Le 14 avril 2012 a été une journée particulière au Salvador : pour la première fois depuis des années, aucun meurtre n’a eu lieu ce jour-là. Ce simple fait en dit long sur la situation dans laquelle s’est enlisé ce pays, mais aussi ces voisins du Honduras et du Guatemala, depuis les années 90.
Les maras
Le phénomène des gangs, ou maras en espagnol, est né aux Etats-Unis dans les années 80 : des immigrés venus d’Amérique centrale ont fondé ces gangs, avant d’être expulsés massivement dans les années 90, notamment après les émeutes de Los Angeles en 1992, et de s’implanter dans leurs pays d’origine, y maintenant une violence extrême.
L’ONU estime ainsi que le Salvador et le Honduras ont été ces dernières années les pays les plus violents du monde, avant des états en guerre, comme l’Iran ou l’Afghanistan. Comptant, selon diverses estimations, entre 50 et 80 000 membres, ces bandes organisées ont pour activités le trafic de drogue, le proxénétisme, les cambriolages, le racket, l’enlèvement contre rançon, et bien évidemment les assassinats, considérés aussi comme un rite initiatique d’intégration dans le gang.
Les deux principales maras s’appellent la Mara Salvatrucha, abrégée aussi en M13, et la Mara 18 ou 18th Street Gang. La première est d’origine salvadorienne, la seconde est née à Los Angeles (son nom étant une référence à la 18e Rue de cette ville). Toutes deux sont actives en Amérique centrale, au Salvador, au Honduras et au Guatemala, mais aussi au Mexique, au Nicaragua et aux Etats-Unis.
Le terme même de mara aurait plusieurs origines : en caliche, argot salvadorien, il signifie gang ; c’est aussi le nom que l’on donne à une espèce de fourmi, et l’abréviation de marabunta, une migration de masse de ces fourmis. Plus prosaïquement, c’est enfin le nom d’une rue de San Salvador.
Organisation des maras
L’une des particularités de ces organisations criminelles est de recruter de très jeunes adolescents, voire des enfants, issus de milieux défavorisés ; l’entrée dans les gangs peut avoir lieu dès l’âge de 11-12 ans, recrutant des jeunes qui ont été témoins d’actes de violence dès leur plus jeune âge.
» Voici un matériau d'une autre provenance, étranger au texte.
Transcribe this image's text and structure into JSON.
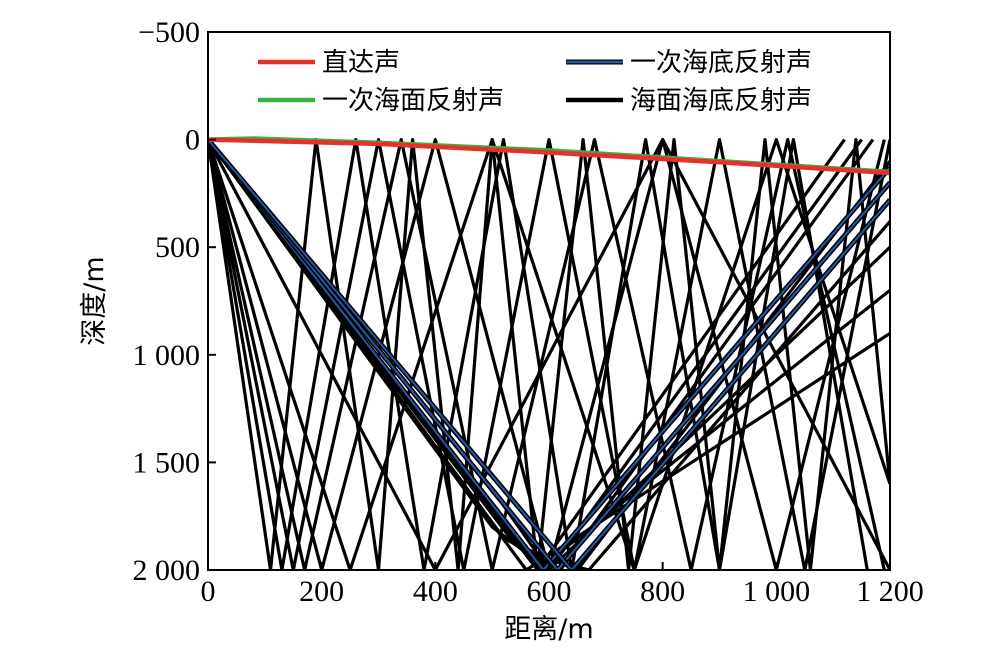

L’initiation de ces jeunes passe par des meurtres, des violences diverses, souvent un viol collectif pour les femmes. Les membres de ces gangs arborent, en guise de signes distinctifs, des tatouages couvrant largement leur corps, qui signent leur appartenance à telle ou telle mara.
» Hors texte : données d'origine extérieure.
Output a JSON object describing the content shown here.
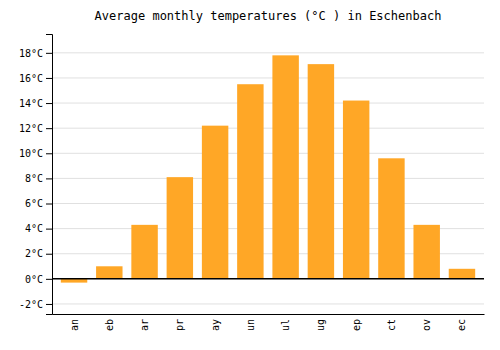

Deux documentaires sortis en 2012, l’un en film, l’autre en bande dessinée, permettent de découvrir la réalité des maras : Alma, webdocumentaire présentant le témoignage d’une jeune fille enrôlée dans un gang de 15 à 20 ans, et une bande dessinée du journaliste Chappatte, reportage dessiné au fil de rencontres avec des gangs de Guatemala City.
Politique anti-gangs en Amérique Latine
Face aux maras, les gouvernements des pays concernés ont d’abord adopté une politique de répression impitoyable : la « Mano Dura » au Salvador et au Guatemala, la Tolérance Zéro au Honduras, n’ont rencontré aucun succès, contribuant aussi à augmenter le climat de violence, sans pour autant lutter efficacement contre les gangs.
Dans le même temps, des programmes de prévention auprès des jeunes s’arrêtaient, faute de financements, et les membres des maras arrêtés et emprisonnés continuent souvent leurs activités depuis leur prison, quand leur condamnation ne se fait pas attendre, faute d’une justice disposant de moyens suffisants pour agir.
Le Salvador a tenté en 2012 une autre approche, négociant avec les deux principales maras, la M13 et la M18, évoquées précédemment, une trêve qui semble, pour l’instant, porter ses fruits : au premier semestre 2012, le taux d’homicide du pays a diminué de 32%, celui des enlèvements de 50%.
Il n’en reste pas moins que cette trêve, si elle diminue la violence, et c’est son principal objectif, ne résout pas les causes même de l’existence de ces gangs : la précarité économique, l’absence de réelle politique sociale de prévention en direction des plus jeunes, mais aussi la quasi impunité des marareros, la corruption d’une partie de la police et de la justice.